Dark Knight: Although DRK possesses some of the game's top damage-dealing weapon skills, it doesn't have much more to offer. However, it can even do black magic and use scythes and great swords.
Dragoon: With a pet wyvern added in, this combination of DRK and SAM offers high weapon skill damage and can solo skill chains with ease.
Warrior: The traditional heavy DD, WAR, is adaptable in that it can use a wide variety of weaponry, can serve as a tank when necessary, and is good in practically any circumstance when physical harm is required. Warriors nearly often employ a variety of weapons but prefer Great Axes.

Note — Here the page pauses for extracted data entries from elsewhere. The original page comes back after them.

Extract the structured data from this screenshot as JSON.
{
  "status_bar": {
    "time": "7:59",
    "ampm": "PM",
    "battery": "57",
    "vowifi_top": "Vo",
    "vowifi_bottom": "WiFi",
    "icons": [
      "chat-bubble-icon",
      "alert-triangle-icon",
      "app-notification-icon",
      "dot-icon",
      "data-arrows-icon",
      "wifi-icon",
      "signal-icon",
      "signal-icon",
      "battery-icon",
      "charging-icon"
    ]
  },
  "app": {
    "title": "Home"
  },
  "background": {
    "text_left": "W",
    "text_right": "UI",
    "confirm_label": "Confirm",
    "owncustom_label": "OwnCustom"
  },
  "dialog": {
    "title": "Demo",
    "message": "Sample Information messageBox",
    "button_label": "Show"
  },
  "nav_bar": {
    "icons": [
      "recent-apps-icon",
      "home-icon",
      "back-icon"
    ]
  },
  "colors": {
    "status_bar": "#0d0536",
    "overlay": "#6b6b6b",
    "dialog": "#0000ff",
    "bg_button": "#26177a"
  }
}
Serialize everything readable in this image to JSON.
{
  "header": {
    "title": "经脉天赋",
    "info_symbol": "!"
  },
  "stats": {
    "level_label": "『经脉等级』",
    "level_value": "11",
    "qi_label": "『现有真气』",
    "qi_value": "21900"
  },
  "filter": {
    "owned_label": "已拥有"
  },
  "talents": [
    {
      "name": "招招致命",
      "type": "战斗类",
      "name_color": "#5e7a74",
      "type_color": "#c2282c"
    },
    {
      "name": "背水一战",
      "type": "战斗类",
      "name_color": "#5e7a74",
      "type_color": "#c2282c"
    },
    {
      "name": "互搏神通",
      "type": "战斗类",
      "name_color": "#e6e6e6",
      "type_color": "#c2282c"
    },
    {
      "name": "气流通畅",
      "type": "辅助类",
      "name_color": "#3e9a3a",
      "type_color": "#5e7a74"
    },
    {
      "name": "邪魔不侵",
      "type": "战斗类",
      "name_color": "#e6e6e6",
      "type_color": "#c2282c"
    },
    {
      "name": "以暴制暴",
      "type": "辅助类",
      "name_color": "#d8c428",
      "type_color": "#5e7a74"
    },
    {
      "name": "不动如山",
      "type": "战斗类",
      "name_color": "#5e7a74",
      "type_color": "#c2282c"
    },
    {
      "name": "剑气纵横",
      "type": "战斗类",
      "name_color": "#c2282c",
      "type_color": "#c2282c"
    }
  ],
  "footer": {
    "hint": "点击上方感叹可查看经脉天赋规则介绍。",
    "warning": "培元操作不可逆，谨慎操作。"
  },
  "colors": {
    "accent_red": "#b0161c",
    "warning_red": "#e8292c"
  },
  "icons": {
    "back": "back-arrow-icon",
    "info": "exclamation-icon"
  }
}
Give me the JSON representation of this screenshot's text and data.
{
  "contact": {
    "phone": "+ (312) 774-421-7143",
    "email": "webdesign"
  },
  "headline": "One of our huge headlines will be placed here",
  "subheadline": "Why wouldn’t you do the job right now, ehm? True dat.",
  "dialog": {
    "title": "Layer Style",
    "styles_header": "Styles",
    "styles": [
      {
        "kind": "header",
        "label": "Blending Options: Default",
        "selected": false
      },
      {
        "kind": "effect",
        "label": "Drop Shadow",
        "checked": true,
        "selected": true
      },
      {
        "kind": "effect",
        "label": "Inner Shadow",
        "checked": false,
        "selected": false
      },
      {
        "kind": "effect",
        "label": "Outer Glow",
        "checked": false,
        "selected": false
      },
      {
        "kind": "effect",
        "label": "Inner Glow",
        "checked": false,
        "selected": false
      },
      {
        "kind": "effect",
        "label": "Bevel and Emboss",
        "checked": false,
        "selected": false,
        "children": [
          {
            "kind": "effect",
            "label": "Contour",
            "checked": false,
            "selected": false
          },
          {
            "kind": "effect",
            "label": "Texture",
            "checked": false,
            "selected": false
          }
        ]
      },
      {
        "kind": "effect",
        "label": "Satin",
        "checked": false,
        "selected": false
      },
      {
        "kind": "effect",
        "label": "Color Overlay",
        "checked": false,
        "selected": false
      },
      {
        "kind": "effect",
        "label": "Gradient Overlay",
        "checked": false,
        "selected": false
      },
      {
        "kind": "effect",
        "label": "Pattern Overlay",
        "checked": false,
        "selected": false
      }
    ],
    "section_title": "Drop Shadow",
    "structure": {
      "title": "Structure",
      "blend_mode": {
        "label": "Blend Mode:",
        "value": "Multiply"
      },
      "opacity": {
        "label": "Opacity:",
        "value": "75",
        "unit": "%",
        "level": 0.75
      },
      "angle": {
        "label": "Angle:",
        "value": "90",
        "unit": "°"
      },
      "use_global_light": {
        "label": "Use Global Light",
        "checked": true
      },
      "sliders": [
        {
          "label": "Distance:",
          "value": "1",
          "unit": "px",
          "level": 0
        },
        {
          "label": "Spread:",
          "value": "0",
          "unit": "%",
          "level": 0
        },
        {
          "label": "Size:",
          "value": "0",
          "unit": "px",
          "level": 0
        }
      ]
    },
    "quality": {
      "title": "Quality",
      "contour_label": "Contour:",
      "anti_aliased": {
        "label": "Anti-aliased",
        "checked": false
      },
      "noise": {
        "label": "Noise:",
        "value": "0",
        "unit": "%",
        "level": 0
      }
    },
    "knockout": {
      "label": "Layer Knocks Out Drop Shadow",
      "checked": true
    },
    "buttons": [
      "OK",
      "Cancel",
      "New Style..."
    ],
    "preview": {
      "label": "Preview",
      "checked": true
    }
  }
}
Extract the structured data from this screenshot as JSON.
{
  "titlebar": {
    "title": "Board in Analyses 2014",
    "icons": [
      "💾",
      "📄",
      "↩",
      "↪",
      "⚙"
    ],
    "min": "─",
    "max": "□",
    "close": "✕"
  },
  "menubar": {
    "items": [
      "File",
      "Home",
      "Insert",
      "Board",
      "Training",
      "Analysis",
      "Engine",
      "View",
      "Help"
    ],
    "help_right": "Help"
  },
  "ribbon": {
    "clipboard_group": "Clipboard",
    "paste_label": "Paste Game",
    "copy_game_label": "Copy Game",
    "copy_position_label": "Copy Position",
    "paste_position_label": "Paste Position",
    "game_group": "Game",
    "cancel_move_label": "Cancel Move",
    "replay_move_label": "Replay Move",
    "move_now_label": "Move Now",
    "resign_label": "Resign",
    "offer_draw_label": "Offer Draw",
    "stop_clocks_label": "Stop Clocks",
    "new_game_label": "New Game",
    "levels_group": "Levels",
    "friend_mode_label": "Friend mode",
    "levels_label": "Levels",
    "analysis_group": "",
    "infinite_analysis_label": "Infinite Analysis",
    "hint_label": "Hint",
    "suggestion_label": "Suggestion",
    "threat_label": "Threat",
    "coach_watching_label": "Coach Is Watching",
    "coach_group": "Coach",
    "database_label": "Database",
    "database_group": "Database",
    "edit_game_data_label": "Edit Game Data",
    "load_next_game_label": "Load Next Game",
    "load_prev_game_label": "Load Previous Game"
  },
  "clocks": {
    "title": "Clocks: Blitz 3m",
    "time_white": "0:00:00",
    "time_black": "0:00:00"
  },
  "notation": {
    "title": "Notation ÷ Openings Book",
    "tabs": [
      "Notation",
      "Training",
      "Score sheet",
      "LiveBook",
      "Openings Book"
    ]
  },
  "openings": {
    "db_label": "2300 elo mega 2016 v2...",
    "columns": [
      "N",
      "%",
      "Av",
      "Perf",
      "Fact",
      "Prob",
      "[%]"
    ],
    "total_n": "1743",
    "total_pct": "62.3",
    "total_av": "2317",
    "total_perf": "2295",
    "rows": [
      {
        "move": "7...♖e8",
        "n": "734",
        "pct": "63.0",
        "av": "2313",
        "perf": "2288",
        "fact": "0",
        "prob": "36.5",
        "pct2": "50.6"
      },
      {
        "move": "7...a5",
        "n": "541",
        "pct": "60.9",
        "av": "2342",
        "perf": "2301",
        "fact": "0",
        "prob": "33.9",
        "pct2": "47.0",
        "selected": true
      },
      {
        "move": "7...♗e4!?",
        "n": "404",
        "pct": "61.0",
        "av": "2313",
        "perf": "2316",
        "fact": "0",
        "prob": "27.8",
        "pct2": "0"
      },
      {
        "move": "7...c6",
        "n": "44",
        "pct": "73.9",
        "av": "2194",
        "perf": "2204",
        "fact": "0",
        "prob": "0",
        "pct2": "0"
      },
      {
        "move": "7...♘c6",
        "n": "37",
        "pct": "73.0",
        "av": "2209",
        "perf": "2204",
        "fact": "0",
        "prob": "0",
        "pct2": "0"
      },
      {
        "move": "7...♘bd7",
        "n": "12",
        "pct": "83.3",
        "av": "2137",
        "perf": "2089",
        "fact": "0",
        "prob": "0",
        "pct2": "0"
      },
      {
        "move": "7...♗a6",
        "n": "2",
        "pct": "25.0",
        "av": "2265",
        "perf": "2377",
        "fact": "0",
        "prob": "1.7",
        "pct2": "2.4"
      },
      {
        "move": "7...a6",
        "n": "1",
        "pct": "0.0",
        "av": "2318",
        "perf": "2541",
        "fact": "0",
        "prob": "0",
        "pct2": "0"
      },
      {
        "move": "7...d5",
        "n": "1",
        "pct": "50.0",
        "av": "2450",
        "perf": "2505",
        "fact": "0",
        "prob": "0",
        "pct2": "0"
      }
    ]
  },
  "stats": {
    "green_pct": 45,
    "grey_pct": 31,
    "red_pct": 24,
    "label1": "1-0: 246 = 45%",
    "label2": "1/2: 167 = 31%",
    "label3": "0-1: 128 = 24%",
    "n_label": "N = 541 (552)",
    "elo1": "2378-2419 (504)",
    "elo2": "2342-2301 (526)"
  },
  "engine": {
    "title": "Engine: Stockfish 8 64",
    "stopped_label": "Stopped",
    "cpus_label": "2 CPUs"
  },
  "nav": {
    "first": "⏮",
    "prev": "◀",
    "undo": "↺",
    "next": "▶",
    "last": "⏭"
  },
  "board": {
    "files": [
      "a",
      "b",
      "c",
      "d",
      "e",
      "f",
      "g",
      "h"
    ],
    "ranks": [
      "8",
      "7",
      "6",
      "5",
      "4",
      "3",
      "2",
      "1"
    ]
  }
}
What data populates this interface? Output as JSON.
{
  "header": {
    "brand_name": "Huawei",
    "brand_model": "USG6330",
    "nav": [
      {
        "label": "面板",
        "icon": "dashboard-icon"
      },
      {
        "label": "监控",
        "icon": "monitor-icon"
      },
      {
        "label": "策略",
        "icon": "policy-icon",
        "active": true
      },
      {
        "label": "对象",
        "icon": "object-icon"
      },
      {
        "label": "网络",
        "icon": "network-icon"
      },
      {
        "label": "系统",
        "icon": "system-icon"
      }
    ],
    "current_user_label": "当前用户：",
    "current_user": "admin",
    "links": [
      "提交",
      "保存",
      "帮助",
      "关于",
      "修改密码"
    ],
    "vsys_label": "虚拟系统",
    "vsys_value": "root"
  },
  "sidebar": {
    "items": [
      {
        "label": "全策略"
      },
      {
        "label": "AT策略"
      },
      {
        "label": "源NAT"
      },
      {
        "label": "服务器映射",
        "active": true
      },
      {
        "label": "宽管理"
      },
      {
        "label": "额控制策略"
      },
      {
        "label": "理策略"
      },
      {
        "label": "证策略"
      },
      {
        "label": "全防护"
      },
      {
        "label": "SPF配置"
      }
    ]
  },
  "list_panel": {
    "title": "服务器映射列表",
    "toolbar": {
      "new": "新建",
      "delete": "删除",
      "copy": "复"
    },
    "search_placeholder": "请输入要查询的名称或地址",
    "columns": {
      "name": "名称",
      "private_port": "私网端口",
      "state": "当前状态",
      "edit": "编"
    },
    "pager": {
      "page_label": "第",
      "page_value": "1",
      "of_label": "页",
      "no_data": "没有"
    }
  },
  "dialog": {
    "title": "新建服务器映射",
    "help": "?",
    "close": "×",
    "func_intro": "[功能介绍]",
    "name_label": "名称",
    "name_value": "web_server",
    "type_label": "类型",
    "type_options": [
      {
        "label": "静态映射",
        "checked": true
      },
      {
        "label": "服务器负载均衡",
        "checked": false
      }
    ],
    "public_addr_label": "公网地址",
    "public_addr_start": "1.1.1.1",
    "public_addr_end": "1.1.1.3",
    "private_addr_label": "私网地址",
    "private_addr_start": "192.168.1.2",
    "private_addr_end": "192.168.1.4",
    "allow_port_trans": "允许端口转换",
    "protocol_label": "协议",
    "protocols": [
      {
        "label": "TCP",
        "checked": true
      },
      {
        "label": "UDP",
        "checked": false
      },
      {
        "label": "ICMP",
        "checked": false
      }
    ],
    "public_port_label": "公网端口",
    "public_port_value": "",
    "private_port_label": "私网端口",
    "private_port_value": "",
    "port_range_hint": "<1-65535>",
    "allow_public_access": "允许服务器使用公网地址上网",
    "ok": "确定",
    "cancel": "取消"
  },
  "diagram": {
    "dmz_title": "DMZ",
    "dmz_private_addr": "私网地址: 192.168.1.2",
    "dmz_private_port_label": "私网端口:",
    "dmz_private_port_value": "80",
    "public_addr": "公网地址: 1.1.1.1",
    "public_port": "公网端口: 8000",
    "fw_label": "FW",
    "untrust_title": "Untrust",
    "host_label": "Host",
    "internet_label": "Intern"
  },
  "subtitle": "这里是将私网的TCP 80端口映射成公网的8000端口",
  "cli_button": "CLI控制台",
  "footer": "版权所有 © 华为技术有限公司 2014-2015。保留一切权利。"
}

Every job has many positive aspects, but a DD approach goes beyond simply charging in and doing as much damage as you can while hoping the support can keep up. It can be effective in some circumstances, but the long-term effects also factor into causing damage. If you pass away from the beginning, it is worthless. Dragoons have a little edge with the right timing and haste settings. With the right enemy - gear and Super Jump, they may escape danger and deliver greater damage over time. The majority of DDs, SAMs, RNGs, and Mage types assume that DRKs, SAMs, and RNGs can all do this.
If you want to live longer and be less of a burden, ace yourself when delivering damage.